A device that started out as a class project last fall is moving rapidly toward becoming a commercial product that could make the lives of millions of visually impaired people a bit easier.
One everyday problem for people who are blind or have very limited sight is distinguishing things that are completely identical to the sense of touch, such as different CDs and DVDs, or canned goods that are all the same size and shape. To cope with that difficulty, many people make Braille labels to attach to these items.
But the existing devices for doing this are either expensive and heavy — one costs about $650 and has limited portability — or light and inexpensive but very difficult for a blind person to operate, and limited in the number of characters they can imprint.

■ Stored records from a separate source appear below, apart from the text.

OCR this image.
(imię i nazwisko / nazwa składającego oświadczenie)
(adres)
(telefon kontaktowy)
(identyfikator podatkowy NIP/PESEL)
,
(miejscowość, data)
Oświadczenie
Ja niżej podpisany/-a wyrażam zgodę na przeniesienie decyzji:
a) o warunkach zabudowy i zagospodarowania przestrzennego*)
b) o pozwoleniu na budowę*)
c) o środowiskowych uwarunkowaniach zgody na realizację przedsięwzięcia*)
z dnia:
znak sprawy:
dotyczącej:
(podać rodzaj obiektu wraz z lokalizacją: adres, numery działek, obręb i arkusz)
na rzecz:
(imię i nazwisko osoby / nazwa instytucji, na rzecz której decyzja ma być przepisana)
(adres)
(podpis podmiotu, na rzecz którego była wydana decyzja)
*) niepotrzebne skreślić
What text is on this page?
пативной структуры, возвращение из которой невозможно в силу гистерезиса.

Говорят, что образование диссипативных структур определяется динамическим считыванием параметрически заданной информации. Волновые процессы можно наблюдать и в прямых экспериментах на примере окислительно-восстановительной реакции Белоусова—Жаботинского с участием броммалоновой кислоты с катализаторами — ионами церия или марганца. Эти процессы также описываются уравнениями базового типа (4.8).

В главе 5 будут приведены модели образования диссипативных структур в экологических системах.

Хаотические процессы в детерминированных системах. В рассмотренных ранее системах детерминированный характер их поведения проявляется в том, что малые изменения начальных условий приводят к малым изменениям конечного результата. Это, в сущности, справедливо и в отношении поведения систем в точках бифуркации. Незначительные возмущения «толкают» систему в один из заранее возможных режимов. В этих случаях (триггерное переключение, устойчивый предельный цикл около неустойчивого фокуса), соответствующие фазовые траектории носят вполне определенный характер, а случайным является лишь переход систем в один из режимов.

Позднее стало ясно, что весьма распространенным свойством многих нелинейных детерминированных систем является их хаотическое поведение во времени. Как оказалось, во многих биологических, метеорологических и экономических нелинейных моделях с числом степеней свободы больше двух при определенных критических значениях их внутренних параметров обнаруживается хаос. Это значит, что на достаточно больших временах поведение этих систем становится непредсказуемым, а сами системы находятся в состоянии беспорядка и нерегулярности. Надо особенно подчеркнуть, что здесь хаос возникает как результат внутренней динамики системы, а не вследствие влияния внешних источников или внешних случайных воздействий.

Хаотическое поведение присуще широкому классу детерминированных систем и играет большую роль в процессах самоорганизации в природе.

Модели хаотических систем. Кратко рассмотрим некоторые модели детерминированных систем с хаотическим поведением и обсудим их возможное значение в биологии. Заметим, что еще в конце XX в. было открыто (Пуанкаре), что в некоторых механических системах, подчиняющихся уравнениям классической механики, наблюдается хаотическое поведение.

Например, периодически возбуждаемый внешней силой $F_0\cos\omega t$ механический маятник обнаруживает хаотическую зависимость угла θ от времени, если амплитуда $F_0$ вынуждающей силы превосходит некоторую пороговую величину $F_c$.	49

A team of MIT students in last fall's Product Engineering Processes (2.009) class searched for a better way. They came up with a prototype device that is small and easily portable, can produce the entire panoply of possible Braille characters (including commonly used two-character contractions), and can be relatively easily loaded and operated by touch. Although it is still under development, they hope the device, which they have named the 6dot Braille Labeler, can ultimately be produced for sale at around $200.
Some of the students continued to refine the product after the class ended, producing an improved version that won a $7,500 prize in the spring IDEAS competition (a joint project of the MIT Public Service Center and the Edgerton Center that recognizes innovations that benefit communities worldwide). Eight students from the mechanical engineering department, some who graduated in June and others who are still enrolled, joined by two others, are in the process of forming a company to continue development of the labeler. Over the summer they conducted field tests around the country with 25 potential users of the product, giving each about a half-hour to work with the device.
"Blind people really wanted to see this product on the market," says Karina Pikhart '09, who is CEO of the new company. "We worked really closely with blind people" in developing it, she says, because "you really can't develop a product without being in close touch with the people you're developing it for. They gave us a lot of good feedback." One of the comments they received was that the clear quality of the Braille produced by the device "felt like what really neat handwriting must look like," she says.
The company doesn't plan to actually manufacture the device, but to license it to an existing company so that they can concentrate on research to continue refining and improving the system. They are currently negotiating with some manufacturers. They hope to have it on the market sometime next year.
"I'm very excited about it," says Kim Charlson, director of the Braille and Talking Book Library at Perkins School for the Blind in Watertown, Mass., who is blind herself and has tried a prototype of the product. "It's much quicker" than other systems, she says, and could be "much more affordable."
Steven Rothstein, president of the Perkins School, whose subsidiary Perkins Products makes the $650 Braille typewriter that can produce Braille pages as well as labels, said that he welcomes the competition. "We'll have to see what the final product will be, and its price," he said. But potentially the new product "meets a different need" than the Perkins Brailler, he says.
"I support more products that can help blind and visually impaired people lead more independent lives. This could be one of those," he notes, adding, "There is a lot more that needs to be done to bring it to market, but I think they've taken some great steps."
The battery-operated 6dot device uses standard Dymo label tape, and has a built-in microprocessor that can store up to 16 characters in case the user types faster than the device can emboss the tape. It has six buttons across the top — one for each of the six dots in that make up a Braille character — that can be operated by placing two hands on the unit's top, very much like touch-typing. The device makes sounds as it embosses each character, providing some auditory feedback to confirm that it's working.
When the label is finished, the user activates a built-in blade to cut the label off. Ultimately, the developers plan to add another blade that will score the end of the tape to make it easier to peel off the backing, but that has proved more difficult to achieve than they had anticipated.
They're also working on simplifying the system for loading and unloading a roll of tape to make that easier to do by touch. Right now, "it's a little more challenging than we'd like it to be," Pikhart says. They hope to make it as easy as loading and ejecting a VHS tape cartridge.
"The goal is to get it into the hands of as many people as possible," she says. "We're ... looking for a manufacturer who would take this on for the long haul. We want to keep improving it."